# Mail format RTF messages tronqués en réception PC



## vazen (7 Octobre 2008)

Bonjour,
je viens d'envoyer un mail très important pour mon boulot avec un paragraphe de texte, une image, un autre paragraphe de texte, un fichier pdf, et un dernier paragraphe de texte. Format RTF. Je l'ai envoyé en CCi à mon autre adresse de messagerie pour vérification. Horreur ! Je ne reçois que mon premier paragraphe de texte, l'image qui était insérée dans le corps du message se retrouve en pièce jointe... Pouvez-vous m'aider je ne comprends pas pourquoi le texte est tronqué etc... ?
Merci


----------



## PA5CAL (7 Octobre 2008)

Bonjour

La messagerie Internet est un système qui fonctionne à la base avec du texte brut.
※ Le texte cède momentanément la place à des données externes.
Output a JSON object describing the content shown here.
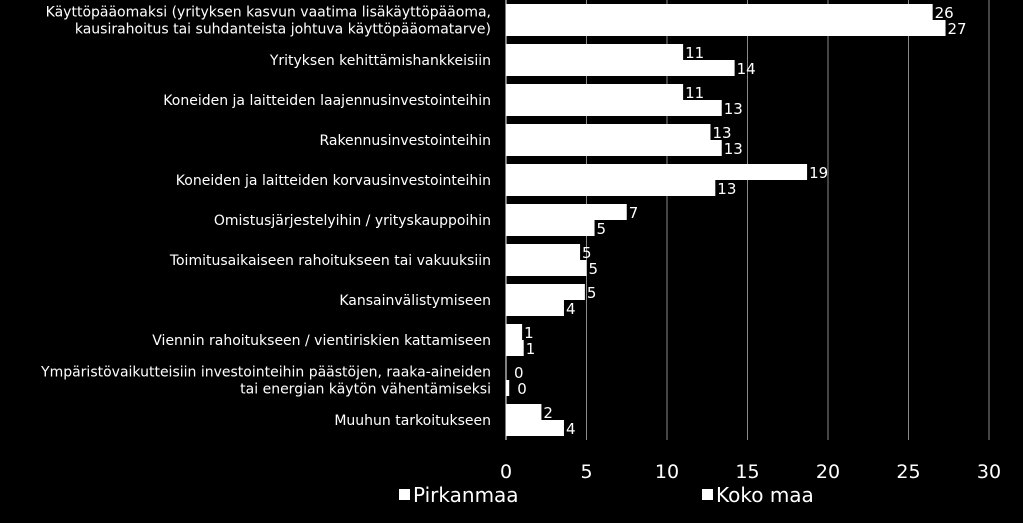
{
  "chart_data": {
    "type": "bar",
    "orientation": "horizontal",
    "categories": [
      [
        "Käyttöpääomaksi (yrityksen kasvun vaatima lisäkäyttöpääoma,",
        "kausirahoitus tai suhdanteista johtuva käyttöpääomatarve)"
      ],
      [
        "Yrityksen kehittämishankkeisiin"
      ],
      [
        "Koneiden ja laitteiden laajennusinvestointeihin"
      ],
      [
        "Rakennusinvestointeihin"
      ],
      [
        "Koneiden ja laitteiden korvausinvestointeihin"
      ],
      [
        "Omistusjärjestelyihin / yrityskauppoihin"
      ],
      [
        "Toimitusaikaiseen rahoitukseen tai vakuuksiin"
      ],
      [
        "Kansainvälistymiseen"
      ],
      [
        "Viennin rahoitukseen / vientiriskien kattamiseen"
      ],
      [
        "Ympäristövaikutteisiin investointeihin päästöjen, raaka-aineiden",
        "tai energian käytön vähentämiseksi"
      ],
      [
        "Muuhun tarkoitukseen"
      ]
    ],
    "series": [
      {
        "name": "Pirkanmaa",
        "values": [
          26,
          11,
          11,
          13,
          19,
          7,
          5,
          5,
          1,
          0,
          2
        ],
        "bar_values": [
          26.5,
          11,
          11,
          12.7,
          18.7,
          7.5,
          4.6,
          4.9,
          1,
          0,
          2.2
        ],
        "color": "#ffffff"
      },
      {
        "name": "Koko maa",
        "values": [
          27,
          14,
          13,
          13,
          13,
          5,
          5,
          4,
          1,
          0,
          4
        ],
        "bar_values": [
          27.3,
          14.2,
          13.4,
          13.4,
          13,
          5.5,
          5,
          3.6,
          1.1,
          0.2,
          3.6
        ],
        "color": "#ffffff"
      }
    ],
    "xlim": [
      0,
      30
    ],
    "xticks": [
      "0",
      "5",
      "10",
      "15",
      "20",
      "25",
      "30"
    ],
    "gridlines": true,
    "legend_position": "bottom",
    "colors": {
      "background": "#000000",
      "bar": "#ffffff",
      "grid": "#8a8a8a",
      "text": "#ffffff"
    }
  }
}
Dès qu'il y a une mise en forme ou une insertion d'objets dans le texte, on n'a pas vraiment de garantie sur ce qui sera envoyé, transmis, reçu et affiché chez le destinataire.

Ainsi, il me paraît tout-à-fait normal que l'image insérée au milieu du texte soit reçue en pièce jointe.
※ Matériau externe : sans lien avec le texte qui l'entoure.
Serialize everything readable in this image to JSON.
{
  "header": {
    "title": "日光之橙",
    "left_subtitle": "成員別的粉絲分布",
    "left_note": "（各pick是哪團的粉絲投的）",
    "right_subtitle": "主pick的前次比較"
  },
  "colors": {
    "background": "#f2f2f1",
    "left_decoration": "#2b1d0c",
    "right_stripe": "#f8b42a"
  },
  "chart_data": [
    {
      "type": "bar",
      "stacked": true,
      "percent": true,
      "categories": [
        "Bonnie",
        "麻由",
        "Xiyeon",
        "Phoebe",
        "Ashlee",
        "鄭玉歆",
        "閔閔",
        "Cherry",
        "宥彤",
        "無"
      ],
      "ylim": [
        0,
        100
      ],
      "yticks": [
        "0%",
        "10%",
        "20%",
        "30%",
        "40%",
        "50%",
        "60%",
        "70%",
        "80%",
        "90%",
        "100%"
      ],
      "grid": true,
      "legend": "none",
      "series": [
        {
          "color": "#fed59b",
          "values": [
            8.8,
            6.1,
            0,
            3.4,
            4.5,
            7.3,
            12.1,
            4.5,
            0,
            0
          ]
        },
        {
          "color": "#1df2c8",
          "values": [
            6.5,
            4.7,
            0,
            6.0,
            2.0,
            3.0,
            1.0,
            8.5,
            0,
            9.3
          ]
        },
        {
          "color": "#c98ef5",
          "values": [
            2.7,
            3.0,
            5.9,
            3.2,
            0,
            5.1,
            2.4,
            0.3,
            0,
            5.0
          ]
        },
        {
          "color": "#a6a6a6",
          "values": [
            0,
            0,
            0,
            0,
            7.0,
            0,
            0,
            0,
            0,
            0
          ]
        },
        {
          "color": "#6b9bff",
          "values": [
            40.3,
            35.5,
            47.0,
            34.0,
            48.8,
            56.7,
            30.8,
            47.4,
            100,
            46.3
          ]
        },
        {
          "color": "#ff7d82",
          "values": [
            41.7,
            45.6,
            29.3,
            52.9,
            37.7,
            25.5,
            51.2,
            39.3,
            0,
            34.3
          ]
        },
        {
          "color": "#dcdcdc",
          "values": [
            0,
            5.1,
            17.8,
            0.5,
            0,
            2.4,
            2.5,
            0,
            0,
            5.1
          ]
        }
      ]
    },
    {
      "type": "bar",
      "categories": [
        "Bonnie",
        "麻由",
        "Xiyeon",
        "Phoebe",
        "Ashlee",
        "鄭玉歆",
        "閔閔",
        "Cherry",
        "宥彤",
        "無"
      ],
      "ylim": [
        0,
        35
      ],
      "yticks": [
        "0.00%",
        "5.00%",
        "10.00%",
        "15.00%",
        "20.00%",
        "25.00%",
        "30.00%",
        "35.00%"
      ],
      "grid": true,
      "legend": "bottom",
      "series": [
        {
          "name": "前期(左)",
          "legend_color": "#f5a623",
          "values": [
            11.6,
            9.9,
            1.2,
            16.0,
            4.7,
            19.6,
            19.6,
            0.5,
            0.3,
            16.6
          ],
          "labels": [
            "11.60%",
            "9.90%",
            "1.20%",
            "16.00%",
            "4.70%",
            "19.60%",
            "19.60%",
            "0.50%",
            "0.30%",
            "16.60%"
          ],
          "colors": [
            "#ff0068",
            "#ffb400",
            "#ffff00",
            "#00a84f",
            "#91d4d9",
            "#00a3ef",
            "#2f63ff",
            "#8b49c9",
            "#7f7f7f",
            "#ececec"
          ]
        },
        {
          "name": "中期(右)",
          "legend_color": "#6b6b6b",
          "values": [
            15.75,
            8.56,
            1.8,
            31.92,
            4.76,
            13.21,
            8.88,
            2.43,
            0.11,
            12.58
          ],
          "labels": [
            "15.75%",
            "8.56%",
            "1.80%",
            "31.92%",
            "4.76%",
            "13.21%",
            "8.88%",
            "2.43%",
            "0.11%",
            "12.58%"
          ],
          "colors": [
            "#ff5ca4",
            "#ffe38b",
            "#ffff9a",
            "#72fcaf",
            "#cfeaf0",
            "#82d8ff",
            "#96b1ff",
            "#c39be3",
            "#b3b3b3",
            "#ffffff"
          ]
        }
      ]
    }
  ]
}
Ce qui pourrait être anormal, en revanche, c'est que l'on ne puisse pas récupérer d'une manière ou d'une autre la fin du texte, même si celle-ci n'est pas directement visible en réception (parce qu'elle serait enregistrée comme un élément distinct du début du texte). Il n'est pas impossible qu'un problème de transmission ait provoqué la perte des derniers octets du message, ou bien qu'un bug ait empêché son émission.


Pour être sûr qu'un document sera reçu et lu correctement, il convient de s'en tenir à du texte brut, de préférence avec des caractères US (caractères alphanumériques non accentués) ou à la limite écrit avec le même codage que celui utilisé par défaut par le destinataire, ou alors d'enregistrer ce document dans un format que le destinataire saura relire (PDF par exemple) et de le joindre en pièce jointe.


----------



## Aliboron (7 Octobre 2008)

Les problèmes d'encodage et de positionnement des pièces jointes avec Mail sont récurrents. 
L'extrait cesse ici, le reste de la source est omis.